Additionally, though the focus of existing work has been on long records, it is unclear that such records are ultimately more accurate for any given time interval than are shorter records covering the same interval. The consistency of long records is affected by changes in instrumentation, station location, measurement procedures, local vegetation and many other factors that can introduce artificial biases in a temperature record (Folland et al. 2001, Peterson and Vose 1997, Brohan et al. 2006, Menne et al. 2009, Hansen et al. 2001). A previous analysis of the 1218 stations in US Historical Climatology Network found that on average each record has one spurious shift in mean level greater than about 0.5 C for every 15-20 years of record (Menne et al. 2009). Existing detection algorithms are inefficient for biases less than 0.5 C, suggesting that the typical length of record reliability is likely to be even shorter. All three groups have developed procedures to detect and “correct” for such biases by introducing adjustments to individual time series. Though procedures vary, the goal is generally to detect spurious changes in a record and use neighboring series to derive an appropriate adjustment. This process is generally known as “homogenization”, and has the effect of making the temperature network more spatially homogeneous but at the expense that neighboring series are no longer independent. For all of the existing groups, this process of bias adjustment is a separate step conducted prior to constructing a global average.

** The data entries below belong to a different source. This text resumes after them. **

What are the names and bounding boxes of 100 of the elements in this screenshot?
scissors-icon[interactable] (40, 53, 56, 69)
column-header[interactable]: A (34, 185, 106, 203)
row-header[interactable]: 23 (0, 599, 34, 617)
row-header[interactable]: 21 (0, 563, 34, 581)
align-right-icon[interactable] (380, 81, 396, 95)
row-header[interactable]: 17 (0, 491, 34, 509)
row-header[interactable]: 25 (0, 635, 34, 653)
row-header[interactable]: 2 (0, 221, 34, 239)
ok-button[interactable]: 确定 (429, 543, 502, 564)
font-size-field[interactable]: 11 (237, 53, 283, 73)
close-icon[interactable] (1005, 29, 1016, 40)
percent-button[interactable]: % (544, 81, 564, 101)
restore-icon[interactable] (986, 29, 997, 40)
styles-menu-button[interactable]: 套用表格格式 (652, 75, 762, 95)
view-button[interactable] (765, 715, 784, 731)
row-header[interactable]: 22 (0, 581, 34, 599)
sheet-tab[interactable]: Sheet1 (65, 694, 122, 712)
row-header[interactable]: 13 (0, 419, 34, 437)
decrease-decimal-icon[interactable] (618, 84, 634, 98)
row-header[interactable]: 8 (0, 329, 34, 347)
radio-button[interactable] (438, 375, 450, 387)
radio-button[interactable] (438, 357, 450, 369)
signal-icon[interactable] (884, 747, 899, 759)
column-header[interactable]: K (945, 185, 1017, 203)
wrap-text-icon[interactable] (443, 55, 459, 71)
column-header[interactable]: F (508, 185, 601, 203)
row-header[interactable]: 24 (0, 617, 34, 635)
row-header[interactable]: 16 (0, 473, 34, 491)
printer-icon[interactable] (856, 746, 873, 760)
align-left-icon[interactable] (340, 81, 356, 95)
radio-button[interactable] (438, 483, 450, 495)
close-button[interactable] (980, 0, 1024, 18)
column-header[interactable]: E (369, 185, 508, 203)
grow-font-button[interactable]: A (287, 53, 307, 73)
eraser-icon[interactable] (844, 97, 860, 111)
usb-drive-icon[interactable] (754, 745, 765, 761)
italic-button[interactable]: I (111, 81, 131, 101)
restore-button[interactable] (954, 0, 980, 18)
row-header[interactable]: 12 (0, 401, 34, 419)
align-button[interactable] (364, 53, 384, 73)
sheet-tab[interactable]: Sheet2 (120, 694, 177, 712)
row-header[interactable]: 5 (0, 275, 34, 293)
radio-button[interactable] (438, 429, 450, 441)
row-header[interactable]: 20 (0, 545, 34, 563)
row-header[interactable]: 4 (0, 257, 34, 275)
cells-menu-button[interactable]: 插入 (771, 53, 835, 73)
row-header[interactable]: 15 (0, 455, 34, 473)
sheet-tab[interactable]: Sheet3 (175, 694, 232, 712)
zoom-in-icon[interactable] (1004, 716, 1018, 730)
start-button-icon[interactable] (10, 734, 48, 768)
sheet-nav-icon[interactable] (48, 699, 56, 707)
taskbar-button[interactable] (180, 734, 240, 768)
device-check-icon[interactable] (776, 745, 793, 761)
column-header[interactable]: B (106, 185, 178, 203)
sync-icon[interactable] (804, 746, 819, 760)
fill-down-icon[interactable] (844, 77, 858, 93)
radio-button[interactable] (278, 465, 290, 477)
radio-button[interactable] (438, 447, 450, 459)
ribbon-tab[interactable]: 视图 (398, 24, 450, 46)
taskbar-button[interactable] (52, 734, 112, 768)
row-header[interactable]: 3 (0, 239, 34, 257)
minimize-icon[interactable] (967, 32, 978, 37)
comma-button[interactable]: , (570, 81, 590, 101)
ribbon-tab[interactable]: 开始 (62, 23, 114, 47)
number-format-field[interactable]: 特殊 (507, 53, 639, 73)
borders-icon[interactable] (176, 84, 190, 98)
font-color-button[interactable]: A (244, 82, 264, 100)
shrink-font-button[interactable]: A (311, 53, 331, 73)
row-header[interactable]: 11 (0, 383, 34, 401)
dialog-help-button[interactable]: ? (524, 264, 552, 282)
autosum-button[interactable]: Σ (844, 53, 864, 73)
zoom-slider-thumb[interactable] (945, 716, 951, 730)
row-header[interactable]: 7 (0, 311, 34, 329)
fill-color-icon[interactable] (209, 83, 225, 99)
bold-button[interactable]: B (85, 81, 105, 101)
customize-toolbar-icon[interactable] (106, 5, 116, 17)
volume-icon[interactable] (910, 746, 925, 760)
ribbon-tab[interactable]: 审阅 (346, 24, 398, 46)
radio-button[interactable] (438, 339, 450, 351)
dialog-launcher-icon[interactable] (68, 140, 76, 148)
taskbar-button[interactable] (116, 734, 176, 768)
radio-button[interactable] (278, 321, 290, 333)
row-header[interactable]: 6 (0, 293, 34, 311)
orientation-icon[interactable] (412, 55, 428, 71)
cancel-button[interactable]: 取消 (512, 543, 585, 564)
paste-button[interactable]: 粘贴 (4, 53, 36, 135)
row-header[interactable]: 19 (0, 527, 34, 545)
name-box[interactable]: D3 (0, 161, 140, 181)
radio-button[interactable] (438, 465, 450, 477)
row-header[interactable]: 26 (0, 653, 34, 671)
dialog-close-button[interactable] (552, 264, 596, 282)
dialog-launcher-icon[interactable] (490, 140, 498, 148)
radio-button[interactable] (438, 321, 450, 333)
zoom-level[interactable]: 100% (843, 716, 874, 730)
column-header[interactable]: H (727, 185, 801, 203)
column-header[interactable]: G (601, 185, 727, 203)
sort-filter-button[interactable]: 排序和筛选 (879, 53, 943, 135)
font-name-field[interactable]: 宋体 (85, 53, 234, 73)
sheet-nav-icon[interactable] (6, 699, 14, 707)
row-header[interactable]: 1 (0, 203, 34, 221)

After homogenization (and other quality control steps), the existing groups place each “corrected” time series in its spatial context and construct a global average. The simplest process, conducted by HadCRU, divides the Earth into 5° x 5° latitude-longitude grid cells and associates the data from each station time series with a single cell. Because the size of the cells varies with latitude, the number of records per cell and weight per record is affected by this gridding process in a way that has nothing to do with the nature of the underlying climate. In contrast, GISS uses an 8000-element equal-area grid, and associates each station time series with multiple grid cells by defining the grid cell average as a distance-weighted function of temperatures at many nearby station locations. This captures some of the spatial structure and is resistant to many of the gridding artifacts that can affect HadCRU. Lastly, NOAA has the most sophisticated treatment of spatial structure. NOAA’s process, in part, decomposes an estimated spatial covariance matrix into a collection of empirical modes of spatial variability on a 5° x 5° grid. These modes are then used to map station data onto the grid according to the degree of covariance expected between the weather at a station location and the weather at a grid cell center. (For additional details, and explanation of how low-frequency and high-frequency modes are handled differently, see Smith and Reynolds 2005). In principle, NOAA’s method should be the best at capturing and exploiting spatial patterns of weather variability. However, their process relies on defining spatial modes during a relatively short modern reference period (1982for land records, Smith and Reynolds 2005), and they must assume that the patterns of spatial variation observed during that interval are adequately representative of the entire history.
Further, if the goal is to understand climate change then the assumption that spatial patterns of weather variability are time-invariant is potentially confounding.